Sistem yang ada saat ini perlu diperbarui untuk memungkinkan integrasi data lintas negara yang lebih efisien. Di negara seperti India, pemerintah telah mengembangkan sistem perpajakan berbasis digital yang lebih maju, yang memungkinkan implementasi teknologi AI dalam manajemen data pajak.
Praktik tersebut dapat dijadikan sebagai acuan bagi Indonesia untuk mengembangkan infrastruktur yang lebih mendukung adopsi AI dalam pengelolaan transfer pricing (TP).
Selanjutnya, pemerintah Indonesia perlu merumuskan regulasi yang jelas dan terperinci mengenai penggunaan AI dalam dokumentasi transfer pricing.
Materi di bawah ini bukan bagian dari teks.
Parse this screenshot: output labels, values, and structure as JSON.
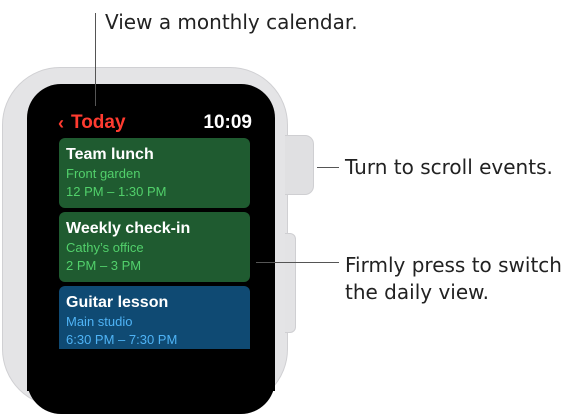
{
  "callouts": {
    "calendar": "View a monthly calendar.",
    "scroll": "Turn to scroll events.",
    "press_line1": "Firmly press to switch",
    "press_line2": "the daily view."
  },
  "watch": {
    "back_label": "Today",
    "back_icon": "chevron-left-icon",
    "time": "10:09",
    "events": [
      {
        "title": "Team lunch",
        "location": "Front garden",
        "time": "12 PM – 1:30 PM",
        "color": "#1f5b30"
      },
      {
        "title": "Weekly check-in",
        "location": "Cathy’s office",
        "time": "2 PM – 3 PM",
        "color": "#1f5b30"
      },
      {
        "title": "Guitar lesson",
        "location": "Main studio",
        "time": "6:30 PM – 7:30 PM",
        "color": "#0f4a73"
      }
    ]
  },
  "colors": {
    "accent_red": "#ff3b30",
    "event_green_text": "#52d06b",
    "event_blue_text": "#4fb3f5"
  }
}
Sebagai referensi, regulasi yang ada di Uni Eropa dan Amerika Serikat mengenai penggunaan teknologi AI dalam administrasi pajak dapat dijadikan acuan.
Di Uni Eropa, meskipun tidak ada regulasi khusus mengenai penggunaan AI, regulasi yang mengatur pelaporan transfer pricing tersedia dengan sangat jelas. Regulasi di sana juga memberi ruang bagi perusahaan untuk menggunakan teknologi digital dalam penyusunan dokumen.
Indonesia perlu mengadopsi prinsip-prinsip ini melalui peraturan menteri keuangan (PMK) atau peraturan perpajakan yang lebih baru. Landasan hukum ini akan memberikan panduan yang jelas bagi perusahaan dalam memanfaatkan teknologi baru dalam bidang perpajakan.
Selain itu, pendidikan dan pelatihan untuk meningkatkan kemampuan sumber daya manusia (SDM) dalam mengelola teknologi AI juga harus menjadi prioritas. Pemerintah dan sektor swasta perlu bekerja sama untuk menyusun program pelatihan yang memastikan tenaga kerja di bidang perpajakan dan teknologi memiliki keahlian yang dibutuhkan untuk memanfaatkan AI dalam pengelolaan transfer pricing.